Beneath my clenched fingers the alder was wriggling like a small, frightened snake. My father saw that I was about to drop it.
"Hang on to it!"
“The branch is squirming," I repeated. "And I hear something that sounds like a river!"
"Open your eyes," my father ordered.
I was stunned, as though he'd awakened me while I was dreaming.
"What does it mean?" I asked my father.
"It means that underneath us, right here, there's a little freshwater spring. If we dig, we could drink from it. I've just taught you how to find a spring. It's something my own father taught me. It isn't something you learn in school. And it isn't useless: a man can get along without writing and arithmetic, but he can never get along without water."
Much later, I discovered that my father was famous in the region because of what the people called his "gift": before digging a well they always consulted him; they would watch him prospecting the fields or the hills, eyes closed, hands clenched on the fork of an alder bough. Wherever my father stopped, they marked the ground; there they would dig; and there water would gush forth.
Years passed; I went to other schools, saw other countries, I had children, I wrote some books and my poor father is lying in the earth where so many times he had found fresh water.

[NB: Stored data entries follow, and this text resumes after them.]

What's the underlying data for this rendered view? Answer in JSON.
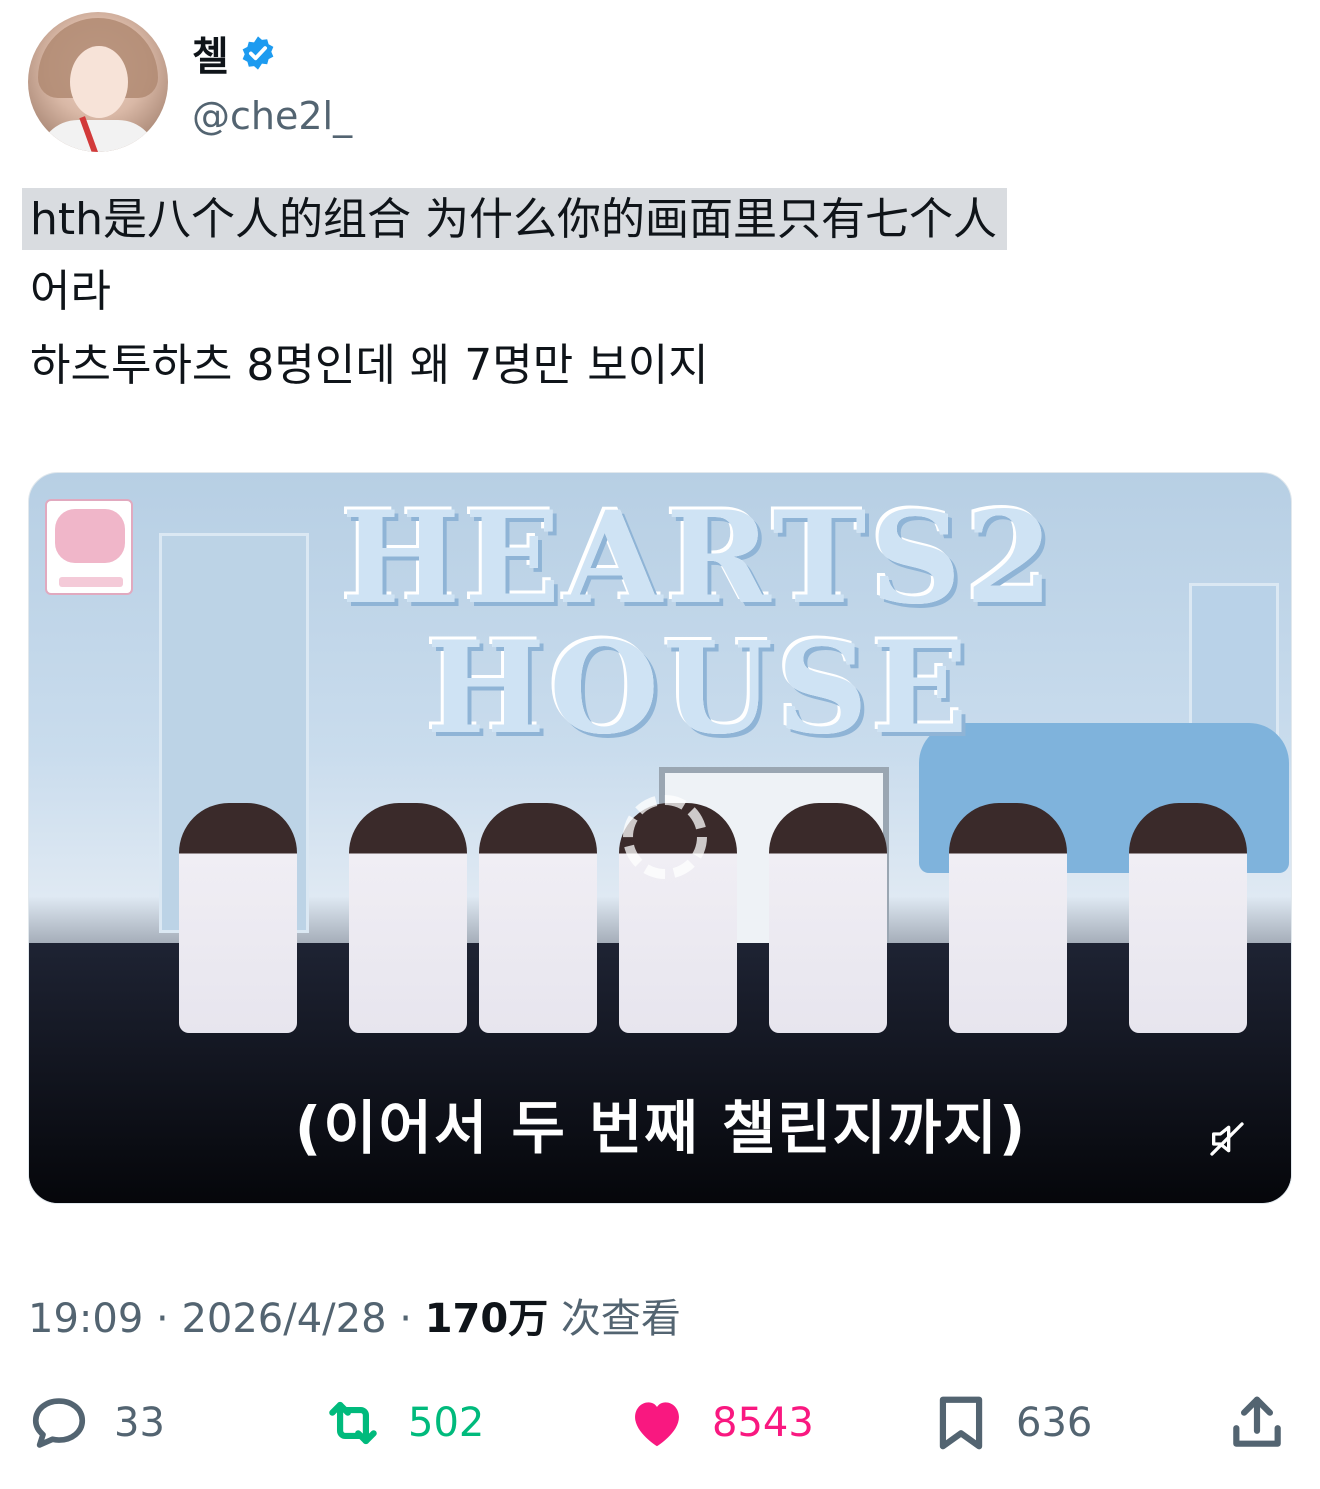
{
  "author": {
    "display_name": "첼",
    "handle": "@che2l_",
    "verified_color": "#1d9bf0"
  },
  "tweet": {
    "line1": "hth是八个人的组合 为什么你的画面里只有七个人",
    "line2": "어라",
    "line3": "하츠투하츠 8명인데 왜 7명만 보이지"
  },
  "media": {
    "banner_text": "HEARTS2 HOUSE",
    "caption": "(이어서 두 번째 챌린지까지)",
    "muted_icon": "muted-speaker-icon"
  },
  "meta": {
    "time": "19:09",
    "separator": " · ",
    "date": "2026/4/28",
    "views_count": "170万",
    "views_label": "次查看"
  },
  "actions": {
    "reply_count": "33",
    "retweet_count": "502",
    "like_count": "8543",
    "bookmark_count": "636",
    "colors": {
      "retweet": "#00ba7c",
      "like": "#f91880",
      "neutral": "#536471"
    }
  }
}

One day someone began to make a film about my village and its inhabitants, from whom I've stolen so many of the stories that I tell. With the film crew we went to see a farmer to capture the image of a sad man: his children didn't want to receive the inheritance he'd spent his whole life preparing for them—the finest farm in the area. While the technicians were getting cameras and microphones ready the farmer put his arm around my shoulders, saying:
"I knew your father well."
"Ah! I know. Everybody in the village knows each other... No one feels like an outsider."
"You know what's under your feet?"
"Hell?" I asked, laughing.
"Under your feet there's a well. Before I dug I called in specialists from the Department of Agriculture; they did research, they analyzed shovelfuls of dirt; and they made a report where they said there wasn't any water on my land. With the family, the animals, the crops, I need water. When I saw that those specialists hadn't found any. I thought of your father and I asked him to come over. He didn't want to; I think he was pretty fed up with me because I'd asked those specialists instead of him. But finally came; he went and cut off a little branch, then he walked around for a while with his eyes shut; he stopped, he listened to something we couldn't hear and then he said to me: "Dig right here, there's enough water to get your whole flock drunk and drown your specialist besides." We dug and found water. Fine water that's never heard of pollution.
The film people were ready; they called to me to take my place.
"I'm gonna show you something," said the farmer, keeping me back." You wait right here."
He disappeared into a shack which he must have used to store things, then came back with a branch which he held out to me.
"I never throw nothing away; I kept the alder branch your father cut to find my water. I don't understand, it hasn't dried out."
Moved as I touched the branch, kept out of I don't know what sense of piety—and which really wasn't dry—I had the feeling that my father was watching me over my shoulder; I closed my eyes and, standing above the spring my father had discovered, I waited for the branch to writhe, I hoped the sound of gushing water would rise to my ears.
The alder stayed motionless in my hands and the water beneath the earth refused to sing.
Somewhere along the roads I'd taken since the village of my childhood I had forgotten my father's knowledge.
"Don't feel sorry," said the man, thinking no doubt of his farm and his childhood; "nowadays fathers can't pass on anything to the next generation."
And he took the alder branch from my hands.